The four layers of this chocolate cake are filled with a sweet raspberry filling and frosted with a creamy combo of whipped topping and store-bought vanilla frosting.
Preparation Time
25 mins
Cooking Time
40 mins
Total Time
1 hr 5 mins
Calories
480 Calories
Recipe Instructions
Step 1
Preheat the oven to 350 degrees F (175 degrees C). Grease two 9-inch round cake pans with baking spray. Mix cocoa and flour together and use to flour the pans.
Step 2
Combine cake mix, water, vanilla yogurt, pudding mix, vodka, vegetable oil, and eggs in a large bowl. Mix on low speed until moistened. Mix on medium speed for 2 minutes, then stir in chocolate chips. Divide batter evenly into the prepared cake pans.
Step 3
Bake in the preheated oven until the centers spring back at your touch, 40 to 50 minutes. Cool in the pans for 5 minutes. Run a table knife around the edges to loosen. Invert carefully onto a serving plate or cooling rack and let cool completely, about 25 minutes.
Step 4
Meanwhile, combine raspberries and sugar for filling in a saucepan over medium heat.
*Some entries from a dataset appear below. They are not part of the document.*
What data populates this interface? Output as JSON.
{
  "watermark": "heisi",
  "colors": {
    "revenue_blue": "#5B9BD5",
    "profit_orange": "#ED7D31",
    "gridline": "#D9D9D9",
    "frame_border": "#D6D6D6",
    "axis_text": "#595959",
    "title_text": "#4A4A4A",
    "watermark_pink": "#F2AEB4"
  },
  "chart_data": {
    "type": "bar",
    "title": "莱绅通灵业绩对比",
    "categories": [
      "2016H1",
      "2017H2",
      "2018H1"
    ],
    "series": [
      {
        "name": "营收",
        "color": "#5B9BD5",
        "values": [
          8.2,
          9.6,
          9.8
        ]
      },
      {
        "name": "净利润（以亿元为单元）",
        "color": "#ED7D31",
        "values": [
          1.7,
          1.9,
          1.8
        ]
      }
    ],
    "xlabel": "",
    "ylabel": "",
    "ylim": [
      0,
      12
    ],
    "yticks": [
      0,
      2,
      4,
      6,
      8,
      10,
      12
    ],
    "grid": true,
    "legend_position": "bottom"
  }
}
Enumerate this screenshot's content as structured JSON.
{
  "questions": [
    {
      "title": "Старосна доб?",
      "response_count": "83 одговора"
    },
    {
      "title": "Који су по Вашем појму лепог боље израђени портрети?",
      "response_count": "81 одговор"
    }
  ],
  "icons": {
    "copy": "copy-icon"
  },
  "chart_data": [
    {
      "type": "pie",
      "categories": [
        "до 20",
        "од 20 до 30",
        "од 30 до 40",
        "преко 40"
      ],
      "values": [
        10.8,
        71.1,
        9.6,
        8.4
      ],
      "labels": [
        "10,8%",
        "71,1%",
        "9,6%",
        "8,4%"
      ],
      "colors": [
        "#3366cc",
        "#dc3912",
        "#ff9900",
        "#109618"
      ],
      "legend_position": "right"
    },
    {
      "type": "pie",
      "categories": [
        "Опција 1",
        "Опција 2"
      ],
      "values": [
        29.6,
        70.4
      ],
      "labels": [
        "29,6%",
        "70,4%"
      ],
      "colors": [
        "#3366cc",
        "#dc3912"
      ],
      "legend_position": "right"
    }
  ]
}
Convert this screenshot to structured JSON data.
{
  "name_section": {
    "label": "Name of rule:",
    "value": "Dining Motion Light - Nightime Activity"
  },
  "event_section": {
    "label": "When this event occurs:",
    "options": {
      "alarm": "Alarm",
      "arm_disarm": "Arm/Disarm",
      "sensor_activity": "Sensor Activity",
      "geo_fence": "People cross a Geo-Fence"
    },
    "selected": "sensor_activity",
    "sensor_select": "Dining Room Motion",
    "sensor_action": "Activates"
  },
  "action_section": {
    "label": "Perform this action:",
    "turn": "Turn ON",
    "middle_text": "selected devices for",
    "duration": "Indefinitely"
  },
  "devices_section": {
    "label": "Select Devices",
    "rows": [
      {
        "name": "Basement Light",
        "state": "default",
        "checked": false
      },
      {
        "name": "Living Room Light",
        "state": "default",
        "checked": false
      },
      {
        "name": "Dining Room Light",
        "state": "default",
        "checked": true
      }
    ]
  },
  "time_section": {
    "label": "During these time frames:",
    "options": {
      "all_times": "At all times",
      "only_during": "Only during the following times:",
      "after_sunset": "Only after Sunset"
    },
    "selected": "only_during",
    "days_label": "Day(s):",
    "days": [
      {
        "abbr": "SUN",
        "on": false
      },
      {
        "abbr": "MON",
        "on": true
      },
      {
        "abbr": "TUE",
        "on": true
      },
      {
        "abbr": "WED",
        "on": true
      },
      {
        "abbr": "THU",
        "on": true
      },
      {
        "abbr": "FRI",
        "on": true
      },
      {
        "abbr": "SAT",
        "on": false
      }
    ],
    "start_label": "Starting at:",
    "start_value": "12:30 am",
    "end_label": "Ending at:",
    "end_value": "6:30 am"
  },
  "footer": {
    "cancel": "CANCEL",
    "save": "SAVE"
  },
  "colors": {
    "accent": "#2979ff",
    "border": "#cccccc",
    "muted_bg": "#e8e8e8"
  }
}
Cook, stirring frequently, until they reduce by about 50%. Set aside to cool.
Step 5
Slice each cooled cake layer horizontally into two layers. Place the bottom layer on a serving plate and top with 1/3 of the filling. Repeat with 2 more layers and remaining filling. Top with final layer.
Step 6
Combine vanilla frosting, whipped topping, and melted white chocolate in a large mixing bowl; mix on high speed until smooth and creamy.
Step 7
Frost the top and sides of the cake. Decorate with extra chocolate chips and/or raspberries, if desired. Chill for at least 1 hour before serving.